I have three engines: a Bachmann 2-8-0 Consolidation, a Life-Like F2A, and a Tomix Thomas the Tank Engine.

A few months ago I made several modifications to the 2-8-0, including adding electrical pickup in the tender. It ran like a champ! It ran almost as smooth as the F2, and it was my best creeper. I put it in the box for a couple of weeks, took it back out again and it ran terrible--making a horrible clicking noise and wobbling when it ran any distance, but most often stalling every inch or two. I examined every square millimeter of the thing, including electrical connections and gearing. My determination was that the free-floating gears in the gearbox were jamming--I was actually able to observe this happening.

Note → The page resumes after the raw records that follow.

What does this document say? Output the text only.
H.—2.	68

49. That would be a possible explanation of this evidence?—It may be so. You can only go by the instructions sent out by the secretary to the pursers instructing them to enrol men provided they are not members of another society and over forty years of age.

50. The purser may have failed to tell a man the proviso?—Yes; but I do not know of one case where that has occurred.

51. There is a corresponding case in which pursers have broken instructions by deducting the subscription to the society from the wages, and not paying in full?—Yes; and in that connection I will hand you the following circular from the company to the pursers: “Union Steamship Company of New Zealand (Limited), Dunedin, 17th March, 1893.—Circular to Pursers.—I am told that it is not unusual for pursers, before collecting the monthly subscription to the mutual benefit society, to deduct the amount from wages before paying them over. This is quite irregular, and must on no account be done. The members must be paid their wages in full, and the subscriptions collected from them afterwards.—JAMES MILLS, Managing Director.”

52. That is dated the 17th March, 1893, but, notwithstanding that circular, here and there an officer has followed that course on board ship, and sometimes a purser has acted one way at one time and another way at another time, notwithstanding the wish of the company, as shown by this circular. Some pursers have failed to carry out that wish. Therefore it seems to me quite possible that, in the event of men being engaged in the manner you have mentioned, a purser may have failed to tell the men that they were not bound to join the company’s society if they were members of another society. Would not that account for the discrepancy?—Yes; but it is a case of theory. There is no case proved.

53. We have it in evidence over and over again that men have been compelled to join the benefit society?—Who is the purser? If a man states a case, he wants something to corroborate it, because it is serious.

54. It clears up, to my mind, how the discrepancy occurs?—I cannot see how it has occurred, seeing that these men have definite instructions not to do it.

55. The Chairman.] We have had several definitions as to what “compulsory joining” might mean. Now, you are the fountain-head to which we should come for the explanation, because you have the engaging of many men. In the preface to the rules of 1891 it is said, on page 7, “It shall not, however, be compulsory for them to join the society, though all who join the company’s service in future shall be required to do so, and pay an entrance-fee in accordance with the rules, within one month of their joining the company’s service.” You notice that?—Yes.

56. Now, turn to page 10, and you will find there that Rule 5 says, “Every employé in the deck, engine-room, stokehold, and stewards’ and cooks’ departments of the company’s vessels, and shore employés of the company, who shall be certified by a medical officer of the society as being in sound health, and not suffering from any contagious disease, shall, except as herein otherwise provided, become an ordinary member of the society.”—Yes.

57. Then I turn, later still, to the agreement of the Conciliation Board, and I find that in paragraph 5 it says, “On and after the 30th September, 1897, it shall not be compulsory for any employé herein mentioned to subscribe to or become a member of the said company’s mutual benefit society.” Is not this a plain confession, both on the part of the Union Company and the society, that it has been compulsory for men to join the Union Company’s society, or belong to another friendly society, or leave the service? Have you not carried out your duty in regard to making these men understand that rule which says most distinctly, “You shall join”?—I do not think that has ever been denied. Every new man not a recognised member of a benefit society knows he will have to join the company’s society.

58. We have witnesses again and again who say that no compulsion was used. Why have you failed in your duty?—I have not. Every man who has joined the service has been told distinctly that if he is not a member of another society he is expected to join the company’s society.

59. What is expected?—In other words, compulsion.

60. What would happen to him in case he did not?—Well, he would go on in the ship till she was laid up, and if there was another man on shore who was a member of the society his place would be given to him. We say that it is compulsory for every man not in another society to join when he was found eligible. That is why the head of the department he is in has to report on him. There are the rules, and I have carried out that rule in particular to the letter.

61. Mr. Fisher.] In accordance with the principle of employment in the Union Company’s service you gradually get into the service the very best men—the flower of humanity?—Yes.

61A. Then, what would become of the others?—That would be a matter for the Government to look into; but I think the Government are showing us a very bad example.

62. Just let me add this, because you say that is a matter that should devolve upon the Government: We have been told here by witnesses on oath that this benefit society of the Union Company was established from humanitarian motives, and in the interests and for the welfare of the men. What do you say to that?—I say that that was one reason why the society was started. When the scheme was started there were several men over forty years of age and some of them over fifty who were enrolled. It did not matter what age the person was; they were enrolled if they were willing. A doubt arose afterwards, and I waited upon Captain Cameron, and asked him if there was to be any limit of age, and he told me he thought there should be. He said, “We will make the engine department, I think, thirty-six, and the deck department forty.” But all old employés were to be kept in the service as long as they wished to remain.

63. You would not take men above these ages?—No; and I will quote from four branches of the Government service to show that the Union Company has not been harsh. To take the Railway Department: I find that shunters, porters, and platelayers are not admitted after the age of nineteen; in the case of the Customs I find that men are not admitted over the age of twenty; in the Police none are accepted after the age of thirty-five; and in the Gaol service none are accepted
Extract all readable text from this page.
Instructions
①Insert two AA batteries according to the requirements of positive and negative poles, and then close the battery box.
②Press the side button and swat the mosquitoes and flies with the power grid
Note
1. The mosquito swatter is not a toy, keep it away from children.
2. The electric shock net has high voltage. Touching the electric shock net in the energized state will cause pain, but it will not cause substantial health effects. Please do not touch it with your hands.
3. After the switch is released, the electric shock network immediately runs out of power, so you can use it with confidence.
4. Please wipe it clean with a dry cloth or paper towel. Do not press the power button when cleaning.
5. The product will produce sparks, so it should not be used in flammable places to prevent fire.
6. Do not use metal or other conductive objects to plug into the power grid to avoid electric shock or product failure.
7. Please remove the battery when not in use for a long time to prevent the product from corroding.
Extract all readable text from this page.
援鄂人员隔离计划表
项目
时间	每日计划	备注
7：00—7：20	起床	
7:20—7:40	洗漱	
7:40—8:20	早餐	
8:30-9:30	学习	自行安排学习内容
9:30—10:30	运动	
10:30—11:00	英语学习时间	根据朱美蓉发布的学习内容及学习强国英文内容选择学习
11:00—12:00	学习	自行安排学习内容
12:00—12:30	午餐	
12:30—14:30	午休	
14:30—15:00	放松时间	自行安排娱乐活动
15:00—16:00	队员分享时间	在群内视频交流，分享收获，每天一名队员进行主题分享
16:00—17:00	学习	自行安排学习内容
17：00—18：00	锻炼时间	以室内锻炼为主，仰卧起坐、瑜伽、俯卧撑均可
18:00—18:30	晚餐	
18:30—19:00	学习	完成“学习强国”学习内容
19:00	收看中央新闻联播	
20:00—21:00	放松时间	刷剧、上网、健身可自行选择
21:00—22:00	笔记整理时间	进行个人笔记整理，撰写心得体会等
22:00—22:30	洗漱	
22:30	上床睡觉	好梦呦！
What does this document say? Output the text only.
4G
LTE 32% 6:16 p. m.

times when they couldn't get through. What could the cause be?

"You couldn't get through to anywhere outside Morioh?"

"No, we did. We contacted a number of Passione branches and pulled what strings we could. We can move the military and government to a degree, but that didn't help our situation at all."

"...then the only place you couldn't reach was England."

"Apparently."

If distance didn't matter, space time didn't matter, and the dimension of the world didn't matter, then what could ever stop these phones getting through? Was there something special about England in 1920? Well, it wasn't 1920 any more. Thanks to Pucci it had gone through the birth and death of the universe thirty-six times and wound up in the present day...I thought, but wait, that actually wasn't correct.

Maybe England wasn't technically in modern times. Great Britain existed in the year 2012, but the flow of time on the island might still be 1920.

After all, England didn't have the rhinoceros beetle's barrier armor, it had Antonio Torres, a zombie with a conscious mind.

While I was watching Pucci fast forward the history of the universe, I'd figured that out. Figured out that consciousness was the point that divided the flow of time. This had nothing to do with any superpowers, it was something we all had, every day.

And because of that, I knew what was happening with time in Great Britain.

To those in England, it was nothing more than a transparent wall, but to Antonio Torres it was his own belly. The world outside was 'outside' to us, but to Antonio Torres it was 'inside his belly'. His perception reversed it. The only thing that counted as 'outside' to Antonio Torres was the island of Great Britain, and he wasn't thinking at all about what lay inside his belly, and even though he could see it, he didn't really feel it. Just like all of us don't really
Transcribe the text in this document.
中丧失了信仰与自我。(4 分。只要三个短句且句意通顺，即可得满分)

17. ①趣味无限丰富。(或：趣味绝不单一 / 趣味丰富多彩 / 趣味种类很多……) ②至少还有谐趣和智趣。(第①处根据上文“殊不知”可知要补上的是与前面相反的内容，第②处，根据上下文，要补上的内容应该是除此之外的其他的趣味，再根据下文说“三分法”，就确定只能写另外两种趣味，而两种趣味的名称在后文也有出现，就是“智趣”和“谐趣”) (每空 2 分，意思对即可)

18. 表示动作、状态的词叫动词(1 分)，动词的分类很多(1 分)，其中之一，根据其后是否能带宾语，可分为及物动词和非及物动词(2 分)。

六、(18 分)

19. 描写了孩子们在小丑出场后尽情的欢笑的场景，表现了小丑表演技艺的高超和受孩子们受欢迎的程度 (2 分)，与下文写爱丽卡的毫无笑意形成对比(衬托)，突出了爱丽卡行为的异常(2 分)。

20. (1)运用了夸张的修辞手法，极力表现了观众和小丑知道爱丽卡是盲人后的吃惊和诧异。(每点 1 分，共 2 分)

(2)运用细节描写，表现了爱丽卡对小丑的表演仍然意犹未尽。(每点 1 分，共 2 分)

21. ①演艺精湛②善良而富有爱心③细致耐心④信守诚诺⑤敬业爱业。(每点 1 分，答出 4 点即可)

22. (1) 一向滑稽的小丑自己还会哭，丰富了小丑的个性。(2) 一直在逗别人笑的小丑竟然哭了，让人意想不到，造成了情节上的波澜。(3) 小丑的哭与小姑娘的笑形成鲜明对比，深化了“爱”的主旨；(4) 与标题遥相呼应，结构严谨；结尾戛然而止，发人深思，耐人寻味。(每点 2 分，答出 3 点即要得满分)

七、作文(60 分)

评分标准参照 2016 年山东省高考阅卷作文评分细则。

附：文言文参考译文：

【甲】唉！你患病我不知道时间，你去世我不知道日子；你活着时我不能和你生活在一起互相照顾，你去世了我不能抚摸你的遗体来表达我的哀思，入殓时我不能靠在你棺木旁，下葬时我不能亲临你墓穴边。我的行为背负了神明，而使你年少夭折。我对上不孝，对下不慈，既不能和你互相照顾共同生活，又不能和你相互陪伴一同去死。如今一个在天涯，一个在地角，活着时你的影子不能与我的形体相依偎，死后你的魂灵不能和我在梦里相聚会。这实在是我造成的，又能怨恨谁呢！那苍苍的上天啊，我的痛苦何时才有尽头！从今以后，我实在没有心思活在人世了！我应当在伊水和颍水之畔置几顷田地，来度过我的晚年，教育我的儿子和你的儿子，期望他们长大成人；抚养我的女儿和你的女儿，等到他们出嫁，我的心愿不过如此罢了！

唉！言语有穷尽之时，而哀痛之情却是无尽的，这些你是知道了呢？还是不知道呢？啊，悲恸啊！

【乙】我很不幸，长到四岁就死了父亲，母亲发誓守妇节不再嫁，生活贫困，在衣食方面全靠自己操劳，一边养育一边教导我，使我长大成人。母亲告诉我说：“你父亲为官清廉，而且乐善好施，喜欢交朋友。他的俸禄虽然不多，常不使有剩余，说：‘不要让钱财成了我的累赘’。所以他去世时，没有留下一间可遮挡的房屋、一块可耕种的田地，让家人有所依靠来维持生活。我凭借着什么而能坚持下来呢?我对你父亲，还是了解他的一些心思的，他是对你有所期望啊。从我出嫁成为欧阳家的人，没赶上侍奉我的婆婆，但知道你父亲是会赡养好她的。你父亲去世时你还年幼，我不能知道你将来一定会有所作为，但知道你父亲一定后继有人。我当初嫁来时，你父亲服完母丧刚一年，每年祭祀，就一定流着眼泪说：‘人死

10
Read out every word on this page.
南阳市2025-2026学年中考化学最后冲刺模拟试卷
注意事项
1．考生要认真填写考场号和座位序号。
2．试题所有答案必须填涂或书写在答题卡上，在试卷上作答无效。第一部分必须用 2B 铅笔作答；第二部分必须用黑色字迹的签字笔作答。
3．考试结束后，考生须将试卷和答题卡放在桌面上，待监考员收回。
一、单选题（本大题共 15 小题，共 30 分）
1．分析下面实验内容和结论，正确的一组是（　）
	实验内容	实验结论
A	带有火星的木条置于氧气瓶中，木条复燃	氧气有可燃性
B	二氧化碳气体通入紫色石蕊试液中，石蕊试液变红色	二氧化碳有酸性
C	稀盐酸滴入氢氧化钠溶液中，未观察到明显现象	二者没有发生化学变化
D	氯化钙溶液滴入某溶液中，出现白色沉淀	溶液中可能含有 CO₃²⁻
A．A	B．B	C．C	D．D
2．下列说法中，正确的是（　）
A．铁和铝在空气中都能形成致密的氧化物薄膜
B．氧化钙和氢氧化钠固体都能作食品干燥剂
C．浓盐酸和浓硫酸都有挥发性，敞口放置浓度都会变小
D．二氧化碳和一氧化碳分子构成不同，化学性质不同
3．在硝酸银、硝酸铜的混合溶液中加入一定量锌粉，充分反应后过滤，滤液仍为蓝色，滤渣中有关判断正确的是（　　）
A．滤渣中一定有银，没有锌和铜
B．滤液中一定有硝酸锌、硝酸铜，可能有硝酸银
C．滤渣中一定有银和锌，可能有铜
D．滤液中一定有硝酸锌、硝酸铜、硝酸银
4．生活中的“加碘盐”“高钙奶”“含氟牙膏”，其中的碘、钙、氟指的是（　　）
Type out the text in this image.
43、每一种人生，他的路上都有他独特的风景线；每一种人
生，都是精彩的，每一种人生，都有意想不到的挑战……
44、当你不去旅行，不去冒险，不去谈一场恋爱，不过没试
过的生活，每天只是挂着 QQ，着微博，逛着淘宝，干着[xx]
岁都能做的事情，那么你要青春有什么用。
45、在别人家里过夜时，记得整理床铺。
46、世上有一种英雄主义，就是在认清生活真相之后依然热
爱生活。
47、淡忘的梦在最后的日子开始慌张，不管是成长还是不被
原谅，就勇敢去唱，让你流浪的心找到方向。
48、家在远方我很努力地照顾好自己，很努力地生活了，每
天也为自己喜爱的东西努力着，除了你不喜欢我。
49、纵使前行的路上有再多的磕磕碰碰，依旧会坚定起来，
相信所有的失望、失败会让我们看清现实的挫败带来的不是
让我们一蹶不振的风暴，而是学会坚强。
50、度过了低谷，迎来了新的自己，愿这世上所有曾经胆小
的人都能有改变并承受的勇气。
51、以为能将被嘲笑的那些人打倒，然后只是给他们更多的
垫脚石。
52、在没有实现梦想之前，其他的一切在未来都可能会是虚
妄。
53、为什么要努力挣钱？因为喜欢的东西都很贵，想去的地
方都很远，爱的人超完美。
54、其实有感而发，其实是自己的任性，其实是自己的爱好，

So, I put the pieces away until I could figure out a solution.

Thomas was a great little switcher. He handled those Atlas turnouts very well (considering that he's an 0-6-0), and was a decent little puller despite his size. But he started having problems, too. It started with what appeared at first to be electrical contact problems. I thought that the solution was to somehow add more weight, because I could gently press down on him and he'd continue on for a while. His performance got so bad that I decided to take him apart and examine his works. It turns out that his back wheels get out of sync somehow and put too much tension on one of the drive rods, thus jamming the mechanism. I fiddled with it for several hours this evening, but couldn't make it stay in sync.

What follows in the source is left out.